Either it is wrong for both,or its ok for both.
And if it was wrong for the Clinton admin to do it,then why were there no protests or complaints about it from ANY of the dems at that time?
0 Replies
 
FreeDuck
 
  1  
Reply Wed 21 Dec, 2005 12:10 pm
mysteryman wrote:
FreeDuck wrote:
Ticomaya wrote:
I don't know about the rest of you (referring to the Bush Supporters), but I think this lastest matter shows quite clearly that the Democratic Party is not ready to handle the reigns of national security, and won't be any time soon.


You say that as if you believe that only democrats are concerned about this.


No,but only dems are saying it was ok for the Clinton admin to do it,but its wrong for the Bush admin to do it.


Irrelevant, but who is saying that?

Quote:
Either it is wrong for both,or its ok for both.
And if it was wrong for the Clinton admin to do it,then why were there no protests or complaints about it from ANY of the dems at that time?
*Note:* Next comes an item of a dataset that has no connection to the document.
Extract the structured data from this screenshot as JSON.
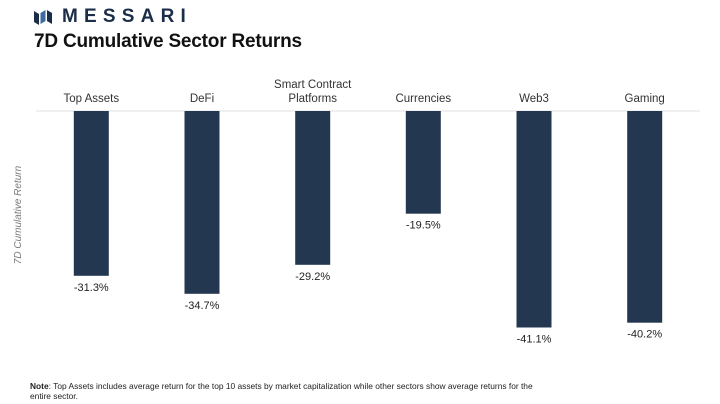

How do you know there weren't?
0 Replies
 
mysteryman
 
  1  
Reply Wed 21 Dec, 2005 12:19 pm
Simple,
Go look at the old abuzz archives,and look up any reports of complaints then.
You will find that there are no complaints about it from the dems when Clinton did it.
0 Replies
 
FreeDuck
 
  1  
Reply Wed 21 Dec, 2005 12:21 pm
mysteryman wrote:
Simple,
Go look at the old abuzz archives,and look up any reports of complaints then.
You will find that there are no complaints about it from the dems when Clinton did it.


Why don't you do it and send me the link.